“What would you do ?” used to figure on the cover of a boys’ comic called “Boys’ World”. This was a publication, obviously, aimed at boys and first appeared on January 26th 1963. There were 89 issues before the comic was merged with Eagle in 1964. The last issue of “Boys’ World” came out on October 3rd 1964.
I used to buy “Boys’ World”, and this was mainly for the front cover which always featured a kind of puzzle. It was called “What would you do ?” and was based on somebody being in what Ned Flanders would call “A dilly of a pickle”. Here’s the situation:
The yellow box sets the scene, and the task is for you to solve the situation. Perhaps you might like to write your idea in the “Comments” section.
Here’s the yellow box enlarged:
So…… a question about the protocols of boxing.
I just hope that the answer, published inside the comic in 1963, is the same as it would be today, in a much more safety conscious era. That’s not a hint, by the way. I haven’t looked yet!
24 responses to “What would you do ? (8) The Puzzle”
I know nothing about the protocols of boxing, but how about catching the towel and tossing it back?
You’ll have to wait until the answer is revealed, Derrick, but essentially, that’s a pretty good guess!
I don’t know the rules, but as ref, I would ask the boxer if he feels well enough to continue.
That’s a very good suggestion, and a very kind one too.
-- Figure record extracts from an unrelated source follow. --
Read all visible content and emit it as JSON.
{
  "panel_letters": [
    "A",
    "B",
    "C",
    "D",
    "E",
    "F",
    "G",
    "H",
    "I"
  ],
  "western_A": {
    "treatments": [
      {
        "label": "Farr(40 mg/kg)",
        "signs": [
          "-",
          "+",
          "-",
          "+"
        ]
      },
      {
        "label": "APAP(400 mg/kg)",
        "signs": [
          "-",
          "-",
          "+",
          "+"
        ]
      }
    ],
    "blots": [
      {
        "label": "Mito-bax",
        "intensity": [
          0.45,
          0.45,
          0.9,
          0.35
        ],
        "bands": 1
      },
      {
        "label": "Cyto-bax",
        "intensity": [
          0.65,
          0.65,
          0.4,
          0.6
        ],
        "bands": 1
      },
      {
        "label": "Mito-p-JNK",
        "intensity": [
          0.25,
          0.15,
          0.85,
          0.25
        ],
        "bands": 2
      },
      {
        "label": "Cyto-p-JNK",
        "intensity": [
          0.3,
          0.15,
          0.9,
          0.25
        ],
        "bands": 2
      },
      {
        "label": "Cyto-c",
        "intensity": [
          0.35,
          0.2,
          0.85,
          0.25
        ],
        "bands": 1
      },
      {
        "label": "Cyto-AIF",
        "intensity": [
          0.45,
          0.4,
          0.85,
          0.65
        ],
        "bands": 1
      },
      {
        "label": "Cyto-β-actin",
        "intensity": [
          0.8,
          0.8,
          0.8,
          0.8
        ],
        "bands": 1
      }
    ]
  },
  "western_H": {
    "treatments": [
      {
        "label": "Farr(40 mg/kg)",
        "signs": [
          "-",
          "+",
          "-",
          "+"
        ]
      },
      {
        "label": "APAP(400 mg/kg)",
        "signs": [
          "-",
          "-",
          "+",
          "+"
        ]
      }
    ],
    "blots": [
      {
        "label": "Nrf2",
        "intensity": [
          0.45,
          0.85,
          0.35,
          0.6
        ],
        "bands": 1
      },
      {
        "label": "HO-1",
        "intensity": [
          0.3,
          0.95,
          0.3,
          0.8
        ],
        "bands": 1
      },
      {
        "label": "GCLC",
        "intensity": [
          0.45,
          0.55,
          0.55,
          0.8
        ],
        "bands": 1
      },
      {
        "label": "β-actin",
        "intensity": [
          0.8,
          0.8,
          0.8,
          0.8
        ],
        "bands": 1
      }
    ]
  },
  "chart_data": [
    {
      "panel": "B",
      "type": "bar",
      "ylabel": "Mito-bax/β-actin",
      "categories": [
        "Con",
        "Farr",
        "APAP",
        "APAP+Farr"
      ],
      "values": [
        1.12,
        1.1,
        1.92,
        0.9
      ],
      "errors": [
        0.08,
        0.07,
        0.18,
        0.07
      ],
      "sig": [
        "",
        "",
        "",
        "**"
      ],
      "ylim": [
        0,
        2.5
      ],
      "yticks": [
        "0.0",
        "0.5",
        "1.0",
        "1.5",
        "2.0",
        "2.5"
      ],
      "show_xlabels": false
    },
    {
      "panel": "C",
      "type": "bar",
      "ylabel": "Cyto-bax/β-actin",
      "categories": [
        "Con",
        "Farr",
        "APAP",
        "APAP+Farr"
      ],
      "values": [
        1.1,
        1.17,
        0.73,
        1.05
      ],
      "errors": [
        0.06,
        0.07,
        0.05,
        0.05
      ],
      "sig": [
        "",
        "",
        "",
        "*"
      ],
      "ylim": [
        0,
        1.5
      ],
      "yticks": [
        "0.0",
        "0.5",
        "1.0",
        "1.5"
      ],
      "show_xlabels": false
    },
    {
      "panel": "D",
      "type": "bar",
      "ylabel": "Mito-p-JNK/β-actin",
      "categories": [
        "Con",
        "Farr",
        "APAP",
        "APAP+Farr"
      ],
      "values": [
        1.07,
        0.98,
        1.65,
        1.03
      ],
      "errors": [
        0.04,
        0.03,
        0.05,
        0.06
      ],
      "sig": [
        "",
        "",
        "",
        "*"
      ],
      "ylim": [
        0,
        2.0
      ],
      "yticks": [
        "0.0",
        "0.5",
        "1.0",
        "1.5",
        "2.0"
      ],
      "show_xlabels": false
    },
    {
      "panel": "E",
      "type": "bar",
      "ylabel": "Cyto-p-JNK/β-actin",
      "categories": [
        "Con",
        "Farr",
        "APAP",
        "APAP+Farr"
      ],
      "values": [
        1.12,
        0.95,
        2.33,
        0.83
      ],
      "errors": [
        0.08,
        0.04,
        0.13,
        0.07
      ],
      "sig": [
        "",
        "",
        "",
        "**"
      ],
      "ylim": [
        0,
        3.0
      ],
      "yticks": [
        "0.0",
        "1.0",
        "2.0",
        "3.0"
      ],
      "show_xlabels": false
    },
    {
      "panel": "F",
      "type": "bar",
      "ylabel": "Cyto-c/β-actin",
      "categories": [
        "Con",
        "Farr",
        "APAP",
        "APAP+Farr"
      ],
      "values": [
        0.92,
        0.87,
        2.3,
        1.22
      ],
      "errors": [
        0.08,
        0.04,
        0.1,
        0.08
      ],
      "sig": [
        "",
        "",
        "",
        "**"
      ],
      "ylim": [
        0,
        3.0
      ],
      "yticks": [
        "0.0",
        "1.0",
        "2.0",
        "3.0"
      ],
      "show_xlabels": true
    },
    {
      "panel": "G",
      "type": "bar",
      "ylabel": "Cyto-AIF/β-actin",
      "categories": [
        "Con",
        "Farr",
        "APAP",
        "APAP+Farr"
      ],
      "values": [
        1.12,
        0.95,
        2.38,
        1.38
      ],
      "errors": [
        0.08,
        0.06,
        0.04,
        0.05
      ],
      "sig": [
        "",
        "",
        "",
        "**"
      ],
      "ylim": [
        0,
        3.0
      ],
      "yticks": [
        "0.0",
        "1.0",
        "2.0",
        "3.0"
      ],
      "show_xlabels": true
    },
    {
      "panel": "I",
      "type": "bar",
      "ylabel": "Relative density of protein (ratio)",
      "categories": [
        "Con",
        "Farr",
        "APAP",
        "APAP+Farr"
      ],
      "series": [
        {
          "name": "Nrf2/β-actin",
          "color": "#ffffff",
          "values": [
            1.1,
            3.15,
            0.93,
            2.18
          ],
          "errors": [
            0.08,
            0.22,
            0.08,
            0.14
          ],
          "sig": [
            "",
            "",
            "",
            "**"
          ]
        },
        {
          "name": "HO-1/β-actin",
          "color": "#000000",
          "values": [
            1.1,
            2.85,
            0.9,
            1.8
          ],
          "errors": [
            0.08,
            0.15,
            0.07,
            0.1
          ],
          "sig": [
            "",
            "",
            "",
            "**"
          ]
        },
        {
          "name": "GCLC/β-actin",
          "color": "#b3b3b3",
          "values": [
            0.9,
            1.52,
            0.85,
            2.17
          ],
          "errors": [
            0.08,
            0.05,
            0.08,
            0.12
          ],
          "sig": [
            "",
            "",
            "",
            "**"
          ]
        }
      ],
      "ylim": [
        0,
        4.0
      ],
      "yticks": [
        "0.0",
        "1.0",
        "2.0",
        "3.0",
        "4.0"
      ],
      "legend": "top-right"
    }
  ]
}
But I take it, it’s not the answer.
No, sorry, I’m afraid it isn’t.
Boxing Rules 101: ‘Throwing in the towel’ doesn’t end a fight
In such a situation the Referee makes a judgement. Personally I would end the fight to avoid any subsequent litigation.
This is a tough one, there really is no right or wrong answer.
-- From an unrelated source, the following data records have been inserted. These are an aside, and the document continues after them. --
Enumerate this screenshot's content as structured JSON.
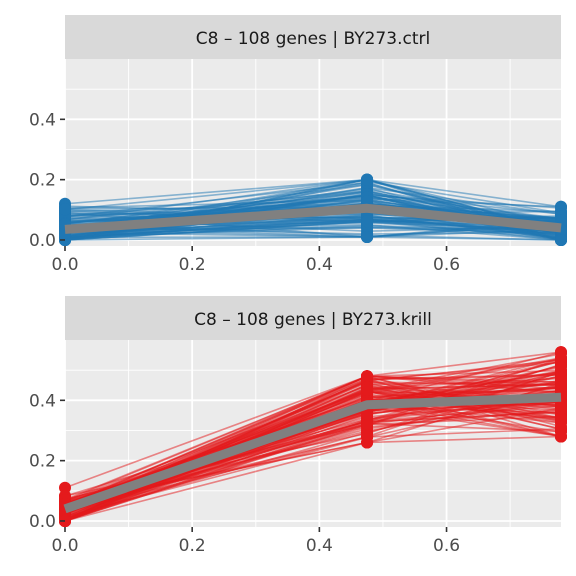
{
  "chart_data": [
    {
      "type": "line",
      "title": "C8 – 108 genes | BY273.ctrl",
      "xlabel": "",
      "ylabel": "",
      "xlim": [
        0,
        0.78
      ],
      "ylim": [
        -0.02,
        0.6
      ],
      "x_ticks": [
        "0.0",
        "0.2",
        "0.4",
        "0.6"
      ],
      "x_tick_values": [
        0.0,
        0.2,
        0.4,
        0.6
      ],
      "y_ticks": [
        "0.0",
        "0.2",
        "0.4"
      ],
      "y_tick_values": [
        0.0,
        0.2,
        0.4
      ],
      "x": [
        0.0,
        0.475,
        0.78
      ],
      "gene_count": 108,
      "gene_color": "#1f77b4",
      "mean_color": "#808080",
      "mean_series": {
        "values": [
          0.035,
          0.105,
          0.04
        ]
      },
      "gene_ranges": [
        {
          "x": 0.0,
          "min": 0.0,
          "max": 0.12
        },
        {
          "x": 0.475,
          "min": 0.01,
          "max": 0.2
        },
        {
          "x": 0.78,
          "min": 0.0,
          "max": 0.11
        }
      ],
      "grid": true
    },
    {
      "type": "line",
      "title": "C8 – 108 genes | BY273.krill",
      "xlabel": "",
      "ylabel": "",
      "xlim": [
        0,
        0.78
      ],
      "ylim": [
        -0.02,
        0.6
      ],
      "x_ticks": [
        "0.0",
        "0.2",
        "0.4",
        "0.6"
      ],
      "x_tick_values": [
        0.0,
        0.2,
        0.4,
        0.6
      ],
      "y_ticks": [
        "0.0",
        "0.2",
        "0.4"
      ],
      "y_tick_values": [
        0.0,
        0.2,
        0.4
      ],
      "x": [
        0.0,
        0.475,
        0.78
      ],
      "gene_count": 108,
      "gene_color": "#e41a1c",
      "mean_color": "#808080",
      "mean_series": {
        "values": [
          0.04,
          0.385,
          0.41
        ]
      },
      "gene_ranges": [
        {
          "x": 0.0,
          "min": 0.0,
          "max": 0.11
        },
        {
          "x": 0.475,
          "min": 0.26,
          "max": 0.48
        },
        {
          "x": 0.78,
          "min": 0.28,
          "max": 0.56
        }
      ],
      "grid": true
    }
  ]
}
Obviously you’re correct about Rule 101, but especially in the USA, would you risk litigation by stopping the fight and robbing the relatively uninjured boxer of his chance to be the world champion?
If you remember him back in the sixties, Henry Cooper would have had no career if they’d stopped fights because of eye injuries. “Glass eyebrows” my Dad always used to say!
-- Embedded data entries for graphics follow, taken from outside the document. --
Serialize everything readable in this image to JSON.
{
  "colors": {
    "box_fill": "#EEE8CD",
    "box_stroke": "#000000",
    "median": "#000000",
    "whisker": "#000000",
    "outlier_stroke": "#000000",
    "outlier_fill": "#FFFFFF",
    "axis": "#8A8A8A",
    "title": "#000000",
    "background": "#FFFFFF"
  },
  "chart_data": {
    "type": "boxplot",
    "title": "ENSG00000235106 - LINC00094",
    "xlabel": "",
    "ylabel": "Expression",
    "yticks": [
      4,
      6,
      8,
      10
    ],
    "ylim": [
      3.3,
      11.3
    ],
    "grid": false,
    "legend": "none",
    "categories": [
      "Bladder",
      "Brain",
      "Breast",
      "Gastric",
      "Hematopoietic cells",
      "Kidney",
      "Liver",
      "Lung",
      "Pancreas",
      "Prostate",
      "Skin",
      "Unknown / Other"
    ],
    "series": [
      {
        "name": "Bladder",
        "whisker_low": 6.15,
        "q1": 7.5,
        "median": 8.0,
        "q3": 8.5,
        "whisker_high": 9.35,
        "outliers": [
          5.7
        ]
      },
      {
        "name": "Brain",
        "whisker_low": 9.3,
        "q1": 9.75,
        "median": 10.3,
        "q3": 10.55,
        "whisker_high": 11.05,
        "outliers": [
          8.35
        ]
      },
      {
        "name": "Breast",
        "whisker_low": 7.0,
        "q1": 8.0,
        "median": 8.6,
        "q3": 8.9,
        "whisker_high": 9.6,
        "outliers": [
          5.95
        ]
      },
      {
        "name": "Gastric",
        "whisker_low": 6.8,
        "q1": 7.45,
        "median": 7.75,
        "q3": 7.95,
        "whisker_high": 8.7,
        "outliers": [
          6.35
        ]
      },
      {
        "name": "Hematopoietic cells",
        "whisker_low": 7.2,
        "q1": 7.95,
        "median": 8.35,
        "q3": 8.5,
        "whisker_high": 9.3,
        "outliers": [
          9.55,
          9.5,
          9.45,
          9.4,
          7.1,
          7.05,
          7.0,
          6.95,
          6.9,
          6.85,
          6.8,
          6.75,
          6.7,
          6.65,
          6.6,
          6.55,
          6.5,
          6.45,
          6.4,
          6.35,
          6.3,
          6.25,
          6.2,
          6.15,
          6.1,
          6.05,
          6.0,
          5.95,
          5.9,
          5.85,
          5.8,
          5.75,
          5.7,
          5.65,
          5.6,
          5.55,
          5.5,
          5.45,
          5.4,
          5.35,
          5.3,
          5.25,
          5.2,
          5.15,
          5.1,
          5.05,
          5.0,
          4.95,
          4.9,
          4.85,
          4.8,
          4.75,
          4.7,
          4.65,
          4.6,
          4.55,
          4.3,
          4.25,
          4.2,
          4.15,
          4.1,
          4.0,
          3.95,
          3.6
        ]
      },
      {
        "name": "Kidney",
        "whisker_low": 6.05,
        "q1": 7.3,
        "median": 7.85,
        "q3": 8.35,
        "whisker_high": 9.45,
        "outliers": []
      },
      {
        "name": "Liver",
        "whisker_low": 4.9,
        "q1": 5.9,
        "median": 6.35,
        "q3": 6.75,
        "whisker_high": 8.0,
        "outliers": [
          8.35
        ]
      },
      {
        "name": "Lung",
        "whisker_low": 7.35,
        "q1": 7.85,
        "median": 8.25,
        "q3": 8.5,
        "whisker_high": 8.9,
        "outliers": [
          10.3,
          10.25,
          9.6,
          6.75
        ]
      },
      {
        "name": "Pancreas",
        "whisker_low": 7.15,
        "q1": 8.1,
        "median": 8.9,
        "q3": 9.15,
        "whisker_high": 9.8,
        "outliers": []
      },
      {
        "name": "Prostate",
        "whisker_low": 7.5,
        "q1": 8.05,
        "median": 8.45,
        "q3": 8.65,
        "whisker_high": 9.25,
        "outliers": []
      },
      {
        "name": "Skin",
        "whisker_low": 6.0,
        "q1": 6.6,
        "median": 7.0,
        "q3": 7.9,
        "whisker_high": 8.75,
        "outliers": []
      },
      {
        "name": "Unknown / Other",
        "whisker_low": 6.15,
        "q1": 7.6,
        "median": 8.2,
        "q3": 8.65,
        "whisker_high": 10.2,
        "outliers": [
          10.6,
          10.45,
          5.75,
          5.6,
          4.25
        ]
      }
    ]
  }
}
A very difficult dilemma indeed.
As the ref I am the only one who can
stop the fight. So in these circumstances I would stop the clock and go and ask the trainer why he wants to stop. I should take into account the trainers reasons but I know that so much money is wagered that I might be stopping a fight that has been rigged. In the end, the ref should decide.
You are half right. It is the referee who ultimately makes the decision but you will need to forecast his decision correctly to win tonight’s star prize.
I would ask the trainer how the heck is he able to have the towel so white, if it’s the soap, the water machine or else and keep talking while the situation develops and solves by itself…
Now, seriously speaking. I would end the fight and ask Harry if he wants to go on.
That towel is certainly wonderfully white, isn’t it? Actually the secret is mine. It’s not the soap, the water machine or anything else. It’s a more modern method than any of those. It’s called Photoshop and it really will get all your dingy towels a brilliant white.
Sorry to say that your solution is very humane, but not correct. The referee will never ask the boxer if he feels OK, because it may be the boxer’s one and only chance to become the champion, so he will always say that he is OK, even when he is not. Clearly, in a sport like boxing, that could have serious, if not fatal, consequences.
I am completely out of my depth here given that my grasp of the Queensbury Rules is negligible. I would say that the decision lies with the boxer, but the question is whether is is competent to make that decision. Recent research (not relevant in this case) shows that even a mild concussion affects one’s ability to make decisions. Were I the ref I would err towards caution and end the fight.
What you have said about the boxer’s perception is 100% correct. Your ideas about the referee are not correct in the 1963 comic, but are probably what would happen today.
I’m afraid I don’t know anything about boxing. Id guess the ref is the one who makes the decision but isn’t there now a panel of judges? Would it go to them to decide based an a majority rule?
This is back in 1963, and the rule then was that it was down to the referee. So, you’re right! But…….what will the referee decide?
The show must go on. In 1963 it would be a fight to the death so he’s say “man up” and get on with it. The good old days!
They certainly were, as Henry Cooper would testify!
Thank you for sharing!!.. I suspect the official let the fight continue, though would the fighter wish to continue, maybe still lose the fight and risk permanent injury to prevent him from fighting again and/or live a normal life…
Hope all is well in your part of the universe and life is all that you wish for it to be!.. 🙂
Thank you, those are very kind thoughts.
You are half right about the boxing. The referee did allow the fight to continue, but the reasons and the outcome were slightly different from yours.
well this is embarrassing, I assumed the ref has to stop the fight due to the white towel. I would have but I have to say worse injuries have occurred in major fights that went the distance.
Sorry, Lloyd, but the referee does not have to obey the white towel. You are 100% right, however, that many much worse injuries have occurred in major fights, but I think that this particular puzzle is more aimed at boys’ boxing because of the readership of the comic.